My almost-11-year-old is compiling a wish list for his birthday. He wants a drum set (this would help but not eliminate his drumming on any and every available surface with hands, chopsticks, shoes, etc). He’d like more Big Nate books. Desires a computer only on which to write stories (no internet, no games). He’d like but won’t get an endless supply of candy (though since his birthday is right after Halloween, it sort of feels that way). He highlights the stuff he really wants to differentiate it from the items he only kind of wants (like green hair dye). He is so intent on writing down exactly what he wants, noting all of his wishes as though if he doesn’t no one could possibly know what is on his list, even though what I know he wants more than anything is to feel better.
I am four days shy of my 40th, which is to say I am in the last few days of my 30s. My sweet mother got my closest girlfriends together for a weekend of fun in NYC with walks, talks, amazing food, karaoke, and huge guffaws. What else could I want?
I have a family who loves me, friends near and far, a career that while inconsistent and often exasperating brings me creative and intellectual fulfillment, a drooling beast of a dog, a warm house, a well-stocked pantry. I laugh daily. I guess I wish for more of that.
And yet, on this day, I also wish for good hospital results, better news.

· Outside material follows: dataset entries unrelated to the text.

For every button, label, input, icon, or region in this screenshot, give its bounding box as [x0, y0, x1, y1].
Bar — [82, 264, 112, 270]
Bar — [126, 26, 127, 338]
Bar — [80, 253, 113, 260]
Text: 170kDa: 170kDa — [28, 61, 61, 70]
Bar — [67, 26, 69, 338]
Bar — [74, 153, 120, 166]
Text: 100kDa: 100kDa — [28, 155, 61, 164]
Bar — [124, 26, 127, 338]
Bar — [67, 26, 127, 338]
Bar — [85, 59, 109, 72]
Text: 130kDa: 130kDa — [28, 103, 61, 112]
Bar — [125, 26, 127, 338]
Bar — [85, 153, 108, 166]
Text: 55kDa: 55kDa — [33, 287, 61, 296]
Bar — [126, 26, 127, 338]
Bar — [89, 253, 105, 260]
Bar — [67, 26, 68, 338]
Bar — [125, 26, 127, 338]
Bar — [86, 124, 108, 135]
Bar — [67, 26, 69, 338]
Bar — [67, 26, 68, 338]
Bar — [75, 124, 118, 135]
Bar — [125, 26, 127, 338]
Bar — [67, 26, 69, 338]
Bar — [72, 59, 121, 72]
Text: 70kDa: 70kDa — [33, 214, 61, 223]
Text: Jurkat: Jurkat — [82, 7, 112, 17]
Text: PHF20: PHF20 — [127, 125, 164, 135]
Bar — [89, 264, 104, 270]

What we want as we get older – or at least what I want – aren’t things to bang on but more minutes in the day. More months in a year. We cannot control those. We cannot work for the extra hours. We can prioritize and enjoy and cherish. I’ll blow out candles with my husband and kids and friends this weekend. There will be tiramisu and salted caramel cookies and pumpkin brownies. And wishes. Will I wish to publish more books? For a pair of boots that don’t squeak when I walk and sometimes – but not always – leak?
No. I will close my eyes and wish for health. For more time.